5.4. Limitations and Future Work
Despite the encouraging results, several limitations should be noted. First, videos were collected in a controlled recirculating aquaculture setting with a fixed viewpoint and illumination. Generalization across farms, species, and challenging conditions (e.g., turbidity/lighting changes, reflections/bubbles, varying stocking densities, and camera angles) requires further validation [3,17,19,28,44]. Second, Δ and the optical-flow hyperparameters were fixed empirically; systematic sensitivity analysis and tuning will be explored in future work. Third, our current formulation targets school-level binary recognition and single frame pairs (Δ ≈ 1 s). It therefore does not explicitly model multi-second dynamics or individual-level behavioral metrics (e.g., cohesion/interaction), which may benefit from lightweight temporal aggregation and tracking-based measurements [9,47]. Fourth, because Perceptual labels are derived from the event-level V-Value time series (after smoothing and k-means clustering [32]), we will report a V-Value-only baseline and perform cross-condition validation to quantify potential feature–label coupling. Finally, downstream management outcomes (e.g., feeding efficiency, uneaten feed, water quality, and welfare indicators) were not directly measured; future farm-scale closed-loop trials are needed to evaluate practical impacts [1,22,27,28].
6. Conclusions
In this work, we introduced a frame-pair motion encoding framework and constructed a Perceptual Dataset that together shift fish feeding-state analysis from subjective, spatial-only classification toward objective, data-driven quantification. Compared with the Intuitive Dataset, all evaluated models achieved higher test accuracy on the Perceptual Dataset, with an improvement of 13.13–18.46 percentage points. These results indicate that perception-based labeling and motion–spatial representations can reduce subjectivity and better capture feeding-related dynamics in our experimental setting.

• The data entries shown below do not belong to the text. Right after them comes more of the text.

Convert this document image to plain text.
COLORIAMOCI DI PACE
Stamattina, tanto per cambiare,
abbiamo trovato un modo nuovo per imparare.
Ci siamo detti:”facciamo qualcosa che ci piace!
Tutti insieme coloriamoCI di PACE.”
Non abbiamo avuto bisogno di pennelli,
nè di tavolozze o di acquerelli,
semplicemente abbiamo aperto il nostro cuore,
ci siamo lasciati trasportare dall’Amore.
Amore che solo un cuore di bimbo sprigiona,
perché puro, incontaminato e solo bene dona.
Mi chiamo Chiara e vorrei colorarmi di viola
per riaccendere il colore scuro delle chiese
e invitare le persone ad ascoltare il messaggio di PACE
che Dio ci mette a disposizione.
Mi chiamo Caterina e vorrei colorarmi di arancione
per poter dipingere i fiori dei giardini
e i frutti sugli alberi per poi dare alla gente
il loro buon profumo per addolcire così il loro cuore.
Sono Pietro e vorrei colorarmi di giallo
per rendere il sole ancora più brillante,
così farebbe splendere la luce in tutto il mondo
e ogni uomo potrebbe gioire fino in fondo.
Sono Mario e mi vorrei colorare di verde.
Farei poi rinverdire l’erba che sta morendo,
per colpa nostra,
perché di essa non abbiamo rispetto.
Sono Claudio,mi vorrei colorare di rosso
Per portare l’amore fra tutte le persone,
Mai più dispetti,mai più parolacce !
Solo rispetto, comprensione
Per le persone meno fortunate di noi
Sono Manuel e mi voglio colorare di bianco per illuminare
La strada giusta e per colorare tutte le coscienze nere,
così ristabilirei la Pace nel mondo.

Moreover, we developed EfficientFeedingNet, a lightweight neural network tailored to motion–spatial map inputs. The proposed model achieves a favorable accuracy–efficiency trade-off and shows potential for real-time feeding-state recognition on edge devices in fish-farm scenarios.
From a practical aquaculture perspective, the proposed framework can be deployed to provide real-time, camera-based feedback for feeding management in captive systems, supporting decisions such as detecting feeding onset/cessation and adjusting or stopping feed delivery when the feeding response subsides. We note that downstream outcomes (e.g., feeding efficiency, uneaten feed, water-quality changes, and welfare indicators) were not directly measured in this study and should be validated in future farm-scale closed-loop trials.